For the first time ever, scientists have created a holographic wormhole inside a quantum computer. Researchers used Google’s Sycamore quantum computer to simulate a simplified wormhole and sent a message through it without disrupting space and time. Researchers foresee this will potentially pave the way for more teleportation research.
Although they didn’t make a physical wormhole, researchers are still very thrilled with their technical achievement.
This innovative experiment will help researchers study the ways theoretical wormholes and quantum physics interact. It could also help in solving some of the most difficult and puzzling parts of science.
But what is a wormhole?
In 1935, Albert Einstein and Nathan Rosen described wormholes as a type of tunnel that leads from one place to another by passing into an extra dimension of space.
“These ideas have been around for a long time and they’re very powerful ideas,” the study’s co-author Joseph Lykken said. “But in the end, we’re in experimental science, and we’ve been struggling now for a very long time to find a way to explore these ideas in the laboratory. And that’s what’s really exciting about this.”
Maria Spiropulu, a co-author of the report, explained that the “holographic” tunnel has the characteristics of a “baby wormhole”. If all goes as per their plans, researchers will move on to “adult wormholes and toddler wormholes, step-by-step.”

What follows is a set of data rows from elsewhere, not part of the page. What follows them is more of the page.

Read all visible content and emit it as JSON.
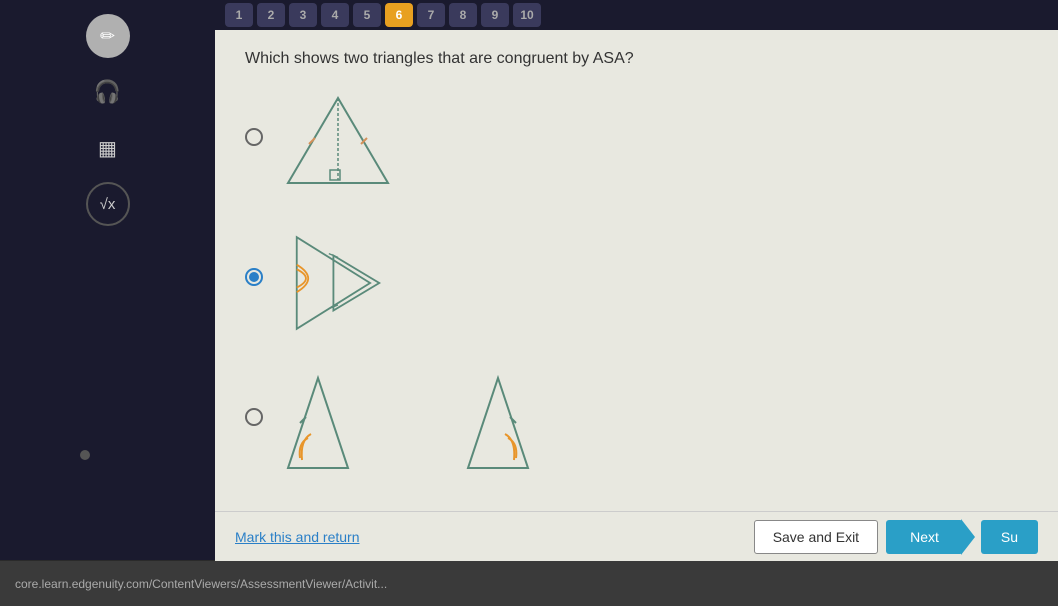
{
  "tabs": {
    "numbers": [
      1,
      2,
      3,
      4,
      5,
      6,
      7,
      8,
      9,
      10
    ],
    "active": 6
  },
  "toolbar": {
    "pencil_icon": "✏",
    "headphone_icon": "🎧",
    "calc_icon": "▦",
    "formula_icon": "√x"
  },
  "question": {
    "text": "Which shows two triangles that are congruent by ASA?"
  },
  "options": [
    {
      "id": "A",
      "selected": false
    },
    {
      "id": "B",
      "selected": true
    },
    {
      "id": "C",
      "selected": false
    }
  ],
  "buttons": {
    "mark_return": "Mark this and return",
    "save_exit": "Save and Exit",
    "next": "Next",
    "submit": "Su"
  },
  "url": "core.learn.edgenuity.com/ContentViewers/AssessmentViewer/Activit..."
}
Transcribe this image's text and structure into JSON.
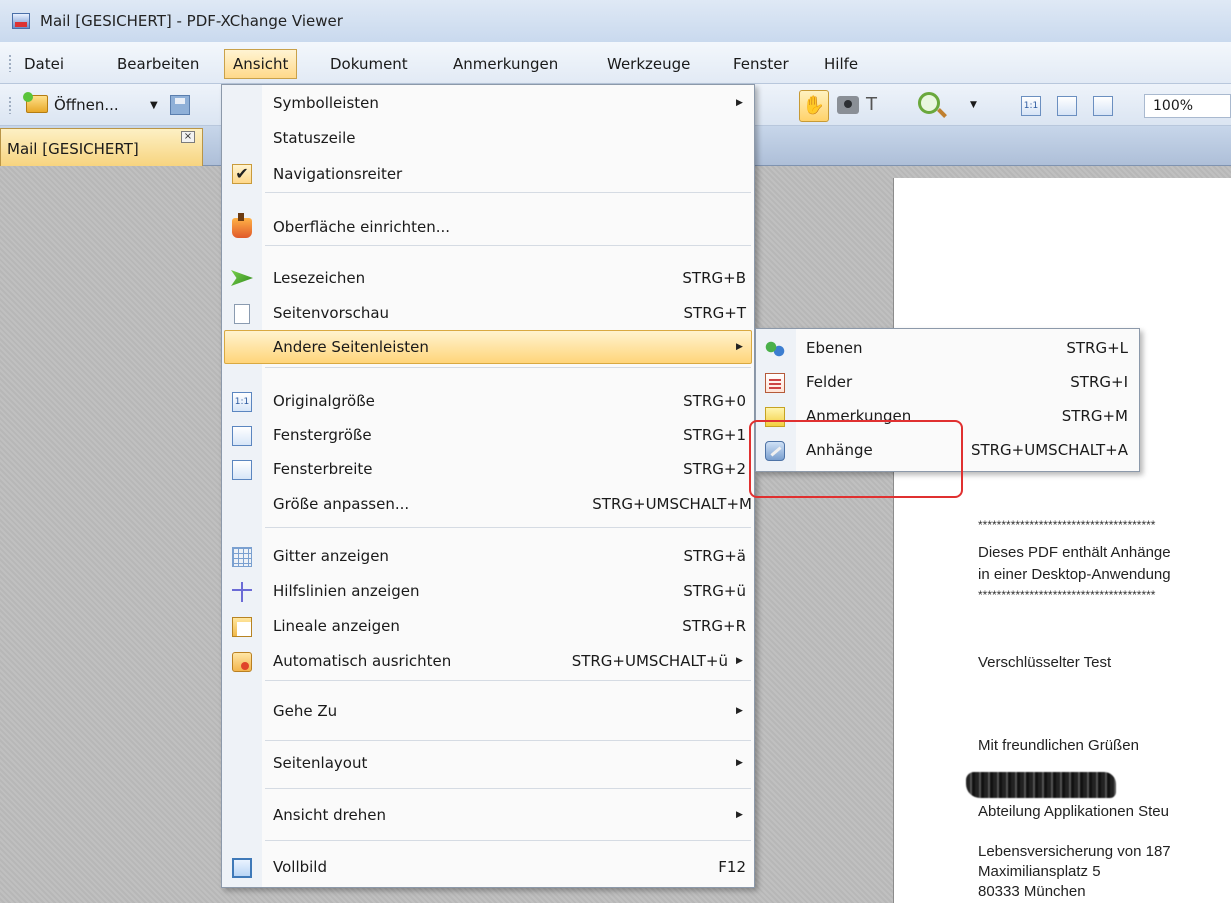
{
  "window": {
    "title": "Mail [GESICHERT] - PDF-XChange Viewer"
  },
  "menubar": {
    "items": [
      {
        "label": "Datei"
      },
      {
        "label": "Bearbeiten"
      },
      {
        "label": "Ansicht"
      },
      {
        "label": "Dokument"
      },
      {
        "label": "Anmerkungen"
      },
      {
        "label": "Werkzeuge"
      },
      {
        "label": "Fenster"
      },
      {
        "label": "Hilfe"
      }
    ],
    "active": "Ansicht"
  },
  "toolbar": {
    "open_label": "Öffnen...",
    "zoom_value": "100%",
    "size_1to1": "1:1"
  },
  "tab": {
    "label": "Mail [GESICHERT]",
    "close_glyph": "×"
  },
  "view_menu": {
    "items": [
      {
        "label": "Symbolleisten",
        "shortcut": "",
        "submenu": true,
        "icon": ""
      },
      {
        "label": "Statuszeile",
        "shortcut": "",
        "submenu": false,
        "icon": ""
      },
      {
        "label": "Navigationsreiter",
        "shortcut": "",
        "submenu": false,
        "icon": "check-icon",
        "checked": true
      },
      {
        "label": "Oberfläche einrichten...",
        "shortcut": "",
        "submenu": false,
        "icon": "paint-bucket-icon"
      },
      {
        "label": "Lesezeichen",
        "shortcut": "STRG+B",
        "submenu": false,
        "icon": "bookmark-icon"
      },
      {
        "label": "Seitenvorschau",
        "shortcut": "STRG+T",
        "submenu": false,
        "icon": "page-icon"
      },
      {
        "label": "Andere Seitenleisten",
        "shortcut": "",
        "submenu": true,
        "icon": "",
        "highlighted": true
      },
      {
        "label": "Originalgröße",
        "shortcut": "STRG+0",
        "submenu": false,
        "icon": "actual-size-icon"
      },
      {
        "label": "Fenstergröße",
        "shortcut": "STRG+1",
        "submenu": false,
        "icon": "fit-window-icon"
      },
      {
        "label": "Fensterbreite",
        "shortcut": "STRG+2",
        "submenu": false,
        "icon": "fit-width-icon"
      },
      {
        "label": "Größe anpassen...",
        "shortcut": "STRG+UMSCHALT+M",
        "submenu": false,
        "icon": ""
      },
      {
        "label": "Gitter anzeigen",
        "shortcut": "STRG+ä",
        "submenu": false,
        "icon": "grid-icon"
      },
      {
        "label": "Hilfslinien anzeigen",
        "shortcut": "STRG+ü",
        "submenu": false,
        "icon": "guides-icon"
      },
      {
        "label": "Lineale anzeigen",
        "shortcut": "STRG+R",
        "submenu": false,
        "icon": "ruler-icon"
      },
      {
        "label": "Automatisch ausrichten",
        "shortcut": "STRG+UMSCHALT+ü",
        "submenu": true,
        "icon": "snap-icon"
      },
      {
        "label": "Gehe Zu",
        "shortcut": "",
        "submenu": true,
        "icon": ""
      },
      {
        "label": "Seitenlayout",
        "shortcut": "",
        "submenu": true,
        "icon": ""
      },
      {
        "label": "Ansicht drehen",
        "shortcut": "",
        "submenu": true,
        "icon": ""
      },
      {
        "label": "Vollbild",
        "shortcut": "F12",
        "submenu": false,
        "icon": "fullscreen-icon"
      }
    ]
  },
  "submenu": {
    "items": [
      {
        "label": "Ebenen",
        "shortcut": "STRG+L",
        "icon": "layers-icon"
      },
      {
        "label": "Felder",
        "shortcut": "STRG+I",
        "icon": "fields-icon"
      },
      {
        "label": "Anmerkungen",
        "shortcut": "STRG+M",
        "icon": "comments-icon"
      },
      {
        "label": "Anhänge",
        "shortcut": "STRG+UMSCHALT+A",
        "icon": "attachments-icon",
        "circled": true
      }
    ]
  },
  "document": {
    "stars_line": "**************************************",
    "notice_line1": "Dieses PDF enthält Anhänge",
    "notice_line2": " in einer Desktop-Anwendung",
    "subject": "Verschlüsselter Test",
    "greeting": "Mit freundlichen Grüßen",
    "department": "Abteilung Applikationen Steu",
    "company": "Lebensversicherung von 187",
    "street": "Maximiliansplatz 5",
    "city": "80333 München"
  },
  "colors": {
    "highlight": "#ffd57a",
    "annotation_circle": "#e03030",
    "menu_active": "#f7d47f"
  }
}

Shang-Yi Ch’en Professor of Physics at Caltech, said, “This work constitutes a step toward a larger program of testing quantum gravity physics using a quantum computer. It does not substitute for direct probes of quantum gravity in the same way as other planned experiments that might probe quantum gravity effects in the future using quantum sensing, but it does offer a powerful testbed to exercise ideas of quantum gravity.”